On January 17, Health Ministers from OECD countries will gather in Paris to discuss how healthcare systems can reform to better deal with the challenges and to realize the opportunities of tomorrow. Important milestones are on the agenda including how to tackle ineffective spending in healthcare and how health care systems should adapt to new technologies.
The challenges: an ageing population and the growing burden of chronic conditions such as cancer, diabetes, Alzheimer’s, and cardiovascular disease. Thanks to improvements in living conditions, socio-economic development and medical progress, we live longer than ever before. This is fundamentally a great achievement. However, as people get older, they often live with several chronic diseases at once. Healthcare systems face a dilemma of growing demand and the need to invest for the future, while budgets have been flat or declining following the global financial crisis.
The opportunities: a rapid development of science and technology, including in biomedicine, biotechnology, genomics, and nanotechnology. We are breaking new ground in ways never seen before. For example, new gene editing techniques and stem cell therapies allow us for the first time to target the root-cause of many diseases. At the same time, we are in the midst of a rapid digitalization in healthcare, including the advent of big data analytics. We are creating the tools that can truly transform how we combat disease, how we deliver healthcare, and how patients manage their own health.
However, sometimes these opportunities are also perceived as threats. Indeed, new technology can be disruptive. It can change the treatment paradigm for major diseases. It can make old technologies and skills obsolete. It can change the relationship between patients and their physicians. It requires funding decisions that often include tough trade-offs. And it may require new ways of paying for healthcare that don’t fit with the current system.
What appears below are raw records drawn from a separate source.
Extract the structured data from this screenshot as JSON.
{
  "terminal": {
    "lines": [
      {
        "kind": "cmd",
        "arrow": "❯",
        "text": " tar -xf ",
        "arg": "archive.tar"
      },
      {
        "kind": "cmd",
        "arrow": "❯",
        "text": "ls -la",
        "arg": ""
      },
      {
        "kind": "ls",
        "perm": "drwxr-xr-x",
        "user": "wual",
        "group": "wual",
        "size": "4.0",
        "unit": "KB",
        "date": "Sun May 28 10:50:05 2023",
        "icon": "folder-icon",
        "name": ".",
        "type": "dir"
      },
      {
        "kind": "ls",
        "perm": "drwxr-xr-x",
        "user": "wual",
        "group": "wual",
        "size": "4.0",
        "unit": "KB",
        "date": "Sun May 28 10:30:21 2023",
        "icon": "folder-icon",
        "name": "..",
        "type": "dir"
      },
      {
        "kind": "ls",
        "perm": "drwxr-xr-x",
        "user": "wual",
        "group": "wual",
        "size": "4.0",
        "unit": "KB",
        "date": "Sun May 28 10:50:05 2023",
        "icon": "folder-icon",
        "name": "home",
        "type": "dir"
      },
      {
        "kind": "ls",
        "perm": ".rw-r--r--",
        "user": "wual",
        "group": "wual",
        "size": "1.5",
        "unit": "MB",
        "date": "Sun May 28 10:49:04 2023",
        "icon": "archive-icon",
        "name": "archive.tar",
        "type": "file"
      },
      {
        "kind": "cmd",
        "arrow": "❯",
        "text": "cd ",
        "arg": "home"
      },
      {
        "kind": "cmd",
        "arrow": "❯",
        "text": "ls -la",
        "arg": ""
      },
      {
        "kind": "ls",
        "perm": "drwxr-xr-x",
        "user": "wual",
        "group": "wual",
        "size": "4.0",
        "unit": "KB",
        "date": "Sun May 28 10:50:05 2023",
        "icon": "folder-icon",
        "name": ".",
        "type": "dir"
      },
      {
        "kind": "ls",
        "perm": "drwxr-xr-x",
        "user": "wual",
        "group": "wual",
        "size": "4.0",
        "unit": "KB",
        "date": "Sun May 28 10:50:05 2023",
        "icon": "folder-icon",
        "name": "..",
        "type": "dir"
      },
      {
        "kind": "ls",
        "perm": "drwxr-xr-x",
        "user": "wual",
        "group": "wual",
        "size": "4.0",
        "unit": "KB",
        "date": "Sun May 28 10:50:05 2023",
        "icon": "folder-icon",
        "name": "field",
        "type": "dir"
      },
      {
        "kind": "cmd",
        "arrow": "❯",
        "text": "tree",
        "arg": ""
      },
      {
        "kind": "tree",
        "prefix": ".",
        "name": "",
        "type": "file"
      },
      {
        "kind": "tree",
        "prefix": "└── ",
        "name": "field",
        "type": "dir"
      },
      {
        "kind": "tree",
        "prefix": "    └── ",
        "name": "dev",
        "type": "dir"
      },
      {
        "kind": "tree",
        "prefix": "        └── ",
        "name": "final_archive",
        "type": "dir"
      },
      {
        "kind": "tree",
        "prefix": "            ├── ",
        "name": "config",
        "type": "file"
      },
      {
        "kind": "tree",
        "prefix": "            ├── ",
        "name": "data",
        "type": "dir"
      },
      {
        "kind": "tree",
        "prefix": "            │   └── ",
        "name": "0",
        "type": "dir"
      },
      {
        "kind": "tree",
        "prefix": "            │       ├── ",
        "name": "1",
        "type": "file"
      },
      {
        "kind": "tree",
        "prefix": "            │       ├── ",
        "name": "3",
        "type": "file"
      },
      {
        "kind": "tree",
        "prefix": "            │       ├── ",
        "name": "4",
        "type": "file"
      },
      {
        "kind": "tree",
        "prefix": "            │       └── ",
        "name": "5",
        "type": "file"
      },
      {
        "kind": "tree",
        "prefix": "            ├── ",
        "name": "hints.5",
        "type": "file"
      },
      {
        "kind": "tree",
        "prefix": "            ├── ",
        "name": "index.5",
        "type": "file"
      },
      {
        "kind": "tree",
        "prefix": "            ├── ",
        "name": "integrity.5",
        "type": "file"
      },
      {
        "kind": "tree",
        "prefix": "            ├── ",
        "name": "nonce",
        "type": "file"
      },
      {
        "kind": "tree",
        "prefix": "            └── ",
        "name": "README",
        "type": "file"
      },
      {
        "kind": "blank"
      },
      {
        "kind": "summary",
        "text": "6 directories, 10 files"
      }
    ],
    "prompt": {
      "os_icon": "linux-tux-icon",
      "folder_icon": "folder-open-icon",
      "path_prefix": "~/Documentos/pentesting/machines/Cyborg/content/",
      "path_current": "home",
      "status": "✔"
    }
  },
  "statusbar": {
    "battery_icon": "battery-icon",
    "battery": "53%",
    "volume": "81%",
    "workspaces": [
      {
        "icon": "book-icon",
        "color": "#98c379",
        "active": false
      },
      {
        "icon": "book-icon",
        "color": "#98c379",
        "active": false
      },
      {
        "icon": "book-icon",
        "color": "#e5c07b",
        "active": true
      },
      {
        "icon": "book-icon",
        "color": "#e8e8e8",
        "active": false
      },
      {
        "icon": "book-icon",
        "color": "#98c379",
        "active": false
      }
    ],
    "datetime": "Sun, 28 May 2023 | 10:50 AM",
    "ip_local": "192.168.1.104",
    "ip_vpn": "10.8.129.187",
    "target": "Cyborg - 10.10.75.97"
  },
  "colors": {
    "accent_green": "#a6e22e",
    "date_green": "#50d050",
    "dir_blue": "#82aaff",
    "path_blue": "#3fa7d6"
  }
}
A case in point are the new cell- and gene-therapies that are examples of the cutting edge of current innovation in medicine. By repairing defective genes, or by replacing malfunctioning cells, we might be able to treat diseases such as diabetes, blood cancers, and rare genetic disorders in a much more effective way than today. Perhaps, we will be able to provide cures. But there are challenges. Today, healthcare systems incur the cost for these patients over time – sometimes over the entire lifetime of the patient. Moving to financing a single high-cost intervention upfront can be a problem for healthcare budget holders, even if the intervention creates a long-lasting benefit and savings down the line.
The challenges that arise when new technology causes disruption in established systems are significant and must be addressed. However, when innovation is perceived more as a threat than an opportunity, we have a problem. The answer should never be to reject scientific progress. Instead, we must work together to develop new approaches for realizing the full potential of new technologies.
In this context, three points are particularly important:
– The impact of new technologies should be assessed long before they reach the market through better horizon scanning across technologies – be it medicines, cell- and gene therapies, devices, or digital healthcare tools. With good forecasting, healthcare systems should be able to project how scientific developments will impact patient outcomes, healthcare delivery, and society. The adoption of breakthrough technologies becomes much less disruptive for a system if their impact is understood and their introduction is planned in good time.
– Rather than focusing on the price of individual technologies, we should systematically scrutinize the overall cost of healthcare and ask ourselves how we can deliver the most value to patients for the money we spend. Today, too many resources are wasted on low value care – healthcare interventions that deliver suboptimal results compared to alternatives. This needs to be stopped. The OECD project on reducing waste across the whole spectrum of healthcare is therefore very important, and should be supported by all actors.
– To be able to assess the true value of medicines and other healthcare interventions, we must become better at measuring the actual health outcomes that our healthcare systems deliver. We still focus too much on the various inputs into healthcare – number of doctors, number of pills, or number of screenings. Instead, we should focus on the value these inputs create in terms of better health for patients, savings for the healthcare budgets, and benefits to society as a whole. Patient Reported Outcomes (PROMs) are important to fill in some of the blanks in our understanding of health outcomes, and the proposal to task the OECD to develop cross-country comparisons of PROMs is therefore very welcome. Outcomes measures should be used for improving quality in healthcare, for better resource allocation, and to set incentives. If payment can be tied to the result of a treatment rather than to the production of a healthcare input, it would send a powerful signal to healthcare providers, including private sector players. Our industry is ready to move to a model where we are rewarded not for the number of pills that we sell, but for the actual results achieved in patients. Applying such a model across the whole spectrum of healthcare services would allow us to reduce waste, save lives, and better address the needs of our ageing populations.
Open and transparent stakeholder dialogue is an important enabler to achieve these objectives. The innovative pharmaceutical industry is ready to play its part. The OECD Ministerial is a great opportunity to provide an important stepping-stone for that dialogue and for more effective public-private collaboration going forward.